Newark Airport’s landing fees are 60 percent higher than any other of its American competitors, so why doesn’t the Port Authority of New York and New Jersey which oversees the airport have the money for better upkeep and modernization? The answer is that Port Authority diverts landing fee money to fund other projects. John Tierney at City Journal explains:
If the airports were separately managed, New Yorkers would enjoy the same kind of benefits enjoyed by travelers in San Juan and foreign airports: renovated terminals, better services, lower costs, more flights, cheaper fares, more innovation. To reduce congestion and delays, the managers could add another runway at JFK or Newark, or both, and they could use their control of the gates to encourage competition. Like the managers of Heathrow, they might provide a rail link to the center of the city. In no case would they force passengers to arrive at the terminal by wheeling their suitcases along a highway.

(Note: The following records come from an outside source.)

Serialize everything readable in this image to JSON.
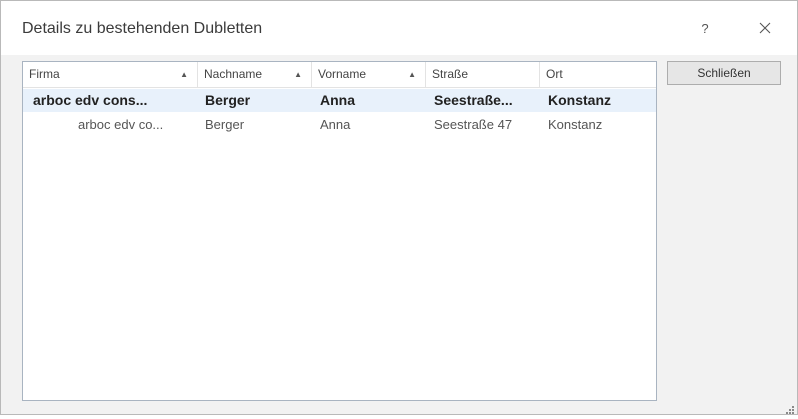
{
  "window": {
    "title": "Details zu bestehenden Dubletten",
    "help_glyph": "?"
  },
  "columns": [
    {
      "label": "Firma",
      "sort": "asc"
    },
    {
      "label": "Nachname",
      "sort": "asc"
    },
    {
      "label": "Vorname",
      "sort": "asc"
    },
    {
      "label": "Straße",
      "sort": ""
    },
    {
      "label": "Ort",
      "sort": ""
    }
  ],
  "sort_glyph": "▲",
  "rows": [
    {
      "firma": "arboc edv cons...",
      "nachname": "Berger",
      "vorname": "Anna",
      "strasse": "Seestraße...",
      "ort": "Konstanz"
    },
    {
      "firma": "arboc edv co...",
      "nachname": "Berger",
      "vorname": "Anna",
      "strasse": "Seestraße 47",
      "ort": "Konstanz"
    }
  ],
  "buttons": {
    "close_label": "Schließen"
  },
  "icons": {
    "help": "help-icon",
    "close": "close-icon",
    "sort": "sort-ascending-icon",
    "resize": "resize-grip-icon"
  },
  "colors": {
    "selection": "#e8f1fb",
    "list_border": "#a9b4c1"
  }
}
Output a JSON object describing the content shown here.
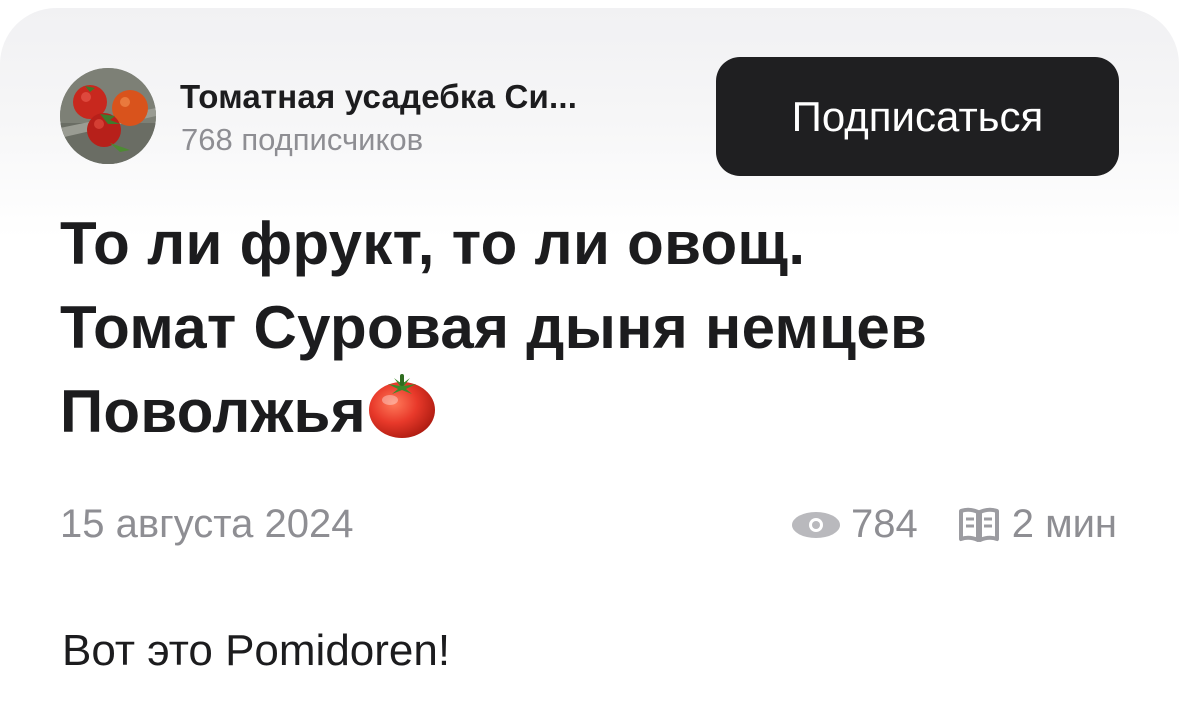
{
  "channel": {
    "name": "Томатная усадебка Си...",
    "subscribers": "768 подписчиков",
    "avatar_icon": "tomatoes-photo"
  },
  "subscribe_button": {
    "label": "Подписаться"
  },
  "article": {
    "title_line1": "То ли фрукт, то ли овощ.",
    "title_line2": "Томат Суровая дыня немцев",
    "title_line3": "Поволжья",
    "title_emoji_icon": "tomato-icon",
    "date": "15 августа 2024",
    "views": "784",
    "read_time": "2 мин",
    "body": "Вот это Pomidoren!"
  },
  "colors": {
    "button_bg": "#1f1f21",
    "muted_text": "#8e8e93",
    "primary_text": "#1c1c1e"
  }
}
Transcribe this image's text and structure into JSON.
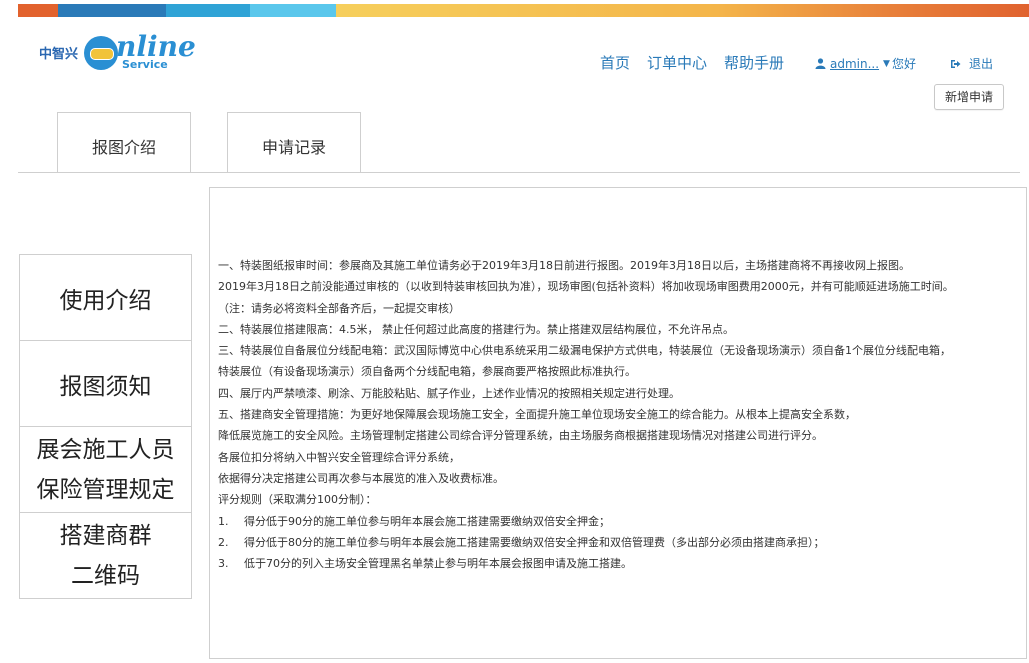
{
  "logo": {
    "cn": "中智兴",
    "word": "nline",
    "service": "Service"
  },
  "nav": {
    "home": "首页",
    "orders": "订单中心",
    "help": "帮助手册"
  },
  "user": {
    "name": "admin...",
    "greeting": "您好",
    "logout": "退出"
  },
  "new_button": "新增申请",
  "tabs": [
    "报图介绍",
    "申请记录"
  ],
  "side_menu": [
    {
      "lines": [
        "使用介绍"
      ]
    },
    {
      "lines": [
        "报图须知"
      ]
    },
    {
      "lines": [
        "展会施工人员",
        "保险管理规定"
      ]
    },
    {
      "lines": [
        "搭建商群",
        "二维码"
      ]
    }
  ],
  "content_lines": [
    "一、特装图纸报审时间：参展商及其施工单位请务必于2019年3月18日前进行报图。2019年3月18日以后，主场搭建商将不再接收网上报图。",
    "2019年3月18日之前没能通过审核的（以收到特装审核回执为准），现场审图(包括补资料）将加收现场审图费用2000元，并有可能顺延进场施工时间。",
    "（注：请务必将资料全部备齐后，一起提交审核）",
    "二、特装展位搭建限高：4.5米， 禁止任何超过此高度的搭建行为。禁止搭建双层结构展位，不允许吊点。",
    "三、特装展位自备展位分线配电箱：武汉国际博览中心供电系统采用二级漏电保护方式供电，特装展位（无设备现场演示）须自备1个展位分线配电箱，",
    "特装展位（有设备现场演示）须自备两个分线配电箱，参展商要严格按照此标准执行。",
    "四、展厅内严禁喷漆、刷涂、万能胶粘贴、腻子作业，上述作业情况的按照相关规定进行处理。",
    "五、搭建商安全管理措施：为更好地保障展会现场施工安全，全面提升施工单位现场安全施工的综合能力。从根本上提高安全系数，",
    "降低展览施工的安全风险。主场管理制定搭建公司综合评分管理系统，由主场服务商根据搭建现场情况对搭建公司进行评分。",
    "各展位扣分将纳入中智兴安全管理综合评分系统，",
    "依据得分决定搭建公司再次参与本展览的准入及收费标准。",
    "评分规则（采取满分100分制）："
  ],
  "rules": [
    {
      "num": "1.",
      "text": "得分低于90分的施工单位参与明年本展会施工搭建需要缴纳双倍安全押金；"
    },
    {
      "num": "2.",
      "text": "得分低于80分的施工单位参与明年本展会施工搭建需要缴纳双倍安全押金和双倍管理费（多出部分必须由搭建商承担）；"
    },
    {
      "num": "3.",
      "text": "低于70分的列入主场安全管理黑名单禁止参与明年本展会报图申请及施工搭建。"
    }
  ]
}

It’s a lovely vision, but how—to be non-hypothetical—could politicians be induced to surrender control of the airports?
The first step: prevent them from raiding the airports’ coffers to subsidize pet projects. United Airlines is trying to do this, asking the FAA to stop the Port Authority from diverting its Newark revenue. The airline’s formal complaint details Newark’s “bloated” costs—like the $242,000 in annual compensation per aircraft-rescue worker. It also notes that the airport raises a “staggering” amount of money through landing fees that are “by far the highest” in the country—almost 60 percent more than the next-highest, O’Hare. Much of this revenue goes to outside projects, which the Port Authority claims is permissible because of the grandfathered exemption in federal law. United argues that the agency’s diversions have become so extreme that they’re illegal and should be stopped.

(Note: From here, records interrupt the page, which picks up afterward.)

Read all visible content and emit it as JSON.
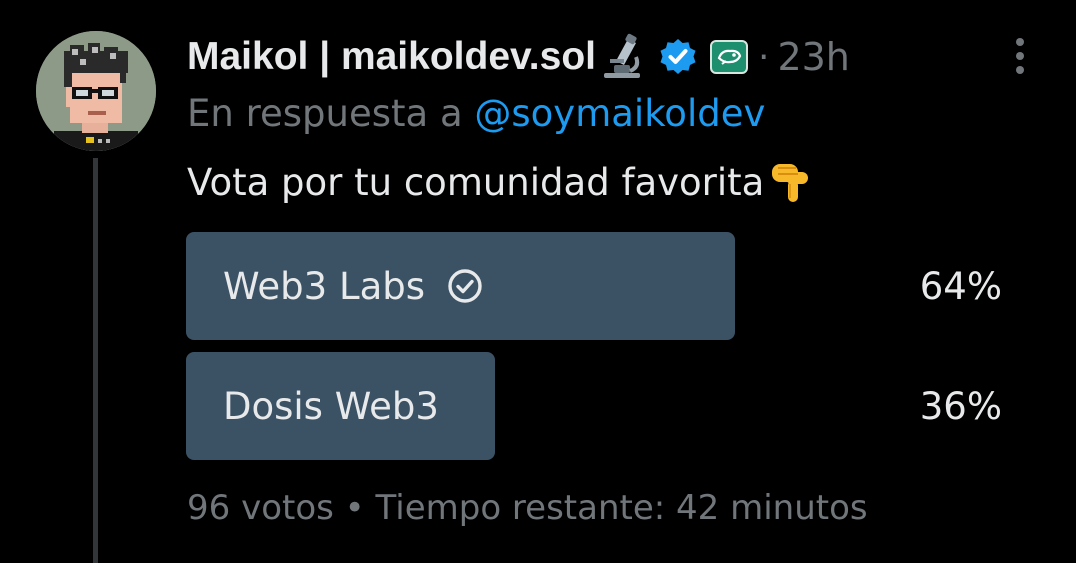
{
  "author": {
    "display_name": "Maikol | maikoldev.sol",
    "avatar_icon": "pixel-art-avatar-icon",
    "emoji_icon": "microscope-icon",
    "verified_icon": "verified-badge-icon",
    "affiliate_icon": "affiliate-badge-icon",
    "dot": "·",
    "timestamp": "23h"
  },
  "reply": {
    "prefix": "En respuesta a",
    "mention": "@soymaikoldev"
  },
  "tweet": {
    "text": "Vota por tu comunidad favorita",
    "emoji_icon": "backhand-index-pointing-down-icon"
  },
  "poll": {
    "options": [
      {
        "label": "Web3 Labs",
        "percent_label": "64%",
        "percent": 64,
        "selected": true
      },
      {
        "label": "Dosis Web3",
        "percent_label": "36%",
        "percent": 36,
        "selected": false
      }
    ],
    "votes": "96 votos",
    "separator": "•",
    "time_left": "Tiempo restante: 42 minutos"
  },
  "colors": {
    "background": "#000000",
    "text": "#e7e9ea",
    "muted": "#71767b",
    "link": "#1d9bf0",
    "poll_bar": "#3b5265",
    "verified": "#1d9bf0",
    "affiliate": "#1e8f6e",
    "thread_line": "#333639"
  }
}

Port Authority is the poster boy of bloated blue governance. Established in 1921 to coordinate major infrastructure construction and maintenance between New York and New Jersey, Port Authority oversees assets ranging from PATH commuter rail and all the major regional airports to the Port Newark-Elizabeth Marine Terminal. It has been the bane of politicians and others for decades. The Tappan Zee Bridge in upstate New York was constructed over one of the Hudson River’s widest spans rather than over a much narrower section a few miles south simply because Governor Dewey didn’t want to deal with the Port Authority, which has a 25-mile zone of influence around New York City. This was in 1955. Since then, Port Authority has been the frequent subject of corruption probes and a constant source of headaches and delays. Governor Andrew Cuomo has lately been locked in a struggle to give his office more control over the Authority’s procurement practices.

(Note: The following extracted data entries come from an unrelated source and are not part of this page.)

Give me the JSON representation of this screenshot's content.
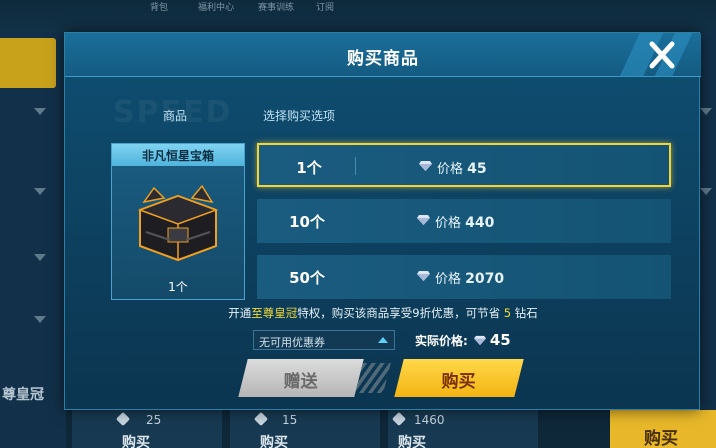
{
  "background": {
    "tabs": [
      "背包",
      "福利中心",
      "赛事训练",
      "订阅"
    ],
    "side_label": "尊皇冠",
    "cards": [
      {
        "amount": "25",
        "buy": "购买"
      },
      {
        "amount": "15",
        "buy": "购买"
      },
      {
        "amount": "1460",
        "buy": "购买"
      }
    ],
    "gold_button": "购买"
  },
  "dialog": {
    "title": "购买商品",
    "watermark": "SPEED",
    "column_headers": {
      "item": "商品",
      "options": "选择购买选项"
    },
    "item": {
      "name": "非凡恒星宝箱",
      "quantity": "1个"
    },
    "price_label": "价格",
    "options": [
      {
        "quantity": "1个",
        "price": "45",
        "selected": true
      },
      {
        "quantity": "10个",
        "price": "440",
        "selected": false
      },
      {
        "quantity": "50个",
        "price": "2070",
        "selected": false
      }
    ],
    "vip_line": {
      "prefix": "开通",
      "highlight": "至尊皇冠",
      "middle": "特权，购买该商品享受9折优惠，可节省",
      "saving": "5",
      "suffix": "钻石"
    },
    "coupon": {
      "selected": "无可用优惠券"
    },
    "actual_price": {
      "label": "实际价格:",
      "value": "45"
    },
    "buttons": {
      "gift": "赠送",
      "buy": "购买"
    }
  },
  "colors": {
    "selected_border": "#f0d438",
    "highlight_text": "#f3da3a",
    "buy_button": "#f3b412",
    "gift_button": "#c8c8c8"
  }
}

It’s going to be a long slog, and Cuomo hasn’t shown any exceptional ability to bring down costs himself. His oversight of the new Tappan Zee Bridge did help control expenses somewhat by taking a design-build approach, but Cuomo was unable to keep the Second Avenue Subway from going way over budget at $2.6 billion per mile—several times what any comparable system anywhere else in the world cost. And the bottom line is that the governor has, reportedly, micromanaged both the Tappan Zee Bridge and the Second Avenue Subway. That’s not an ideal system for any infrastructure construction, and it isn’t a solution at all for projects too small for the governor to notice them.
The bottom line is that the Port Authority needs major reform. There are a ton of savings to unlock by making the Authority more responsive and responsible. Smart politicians on both sides of the aisle in New York and New Jersey should be interested in fixing this mess.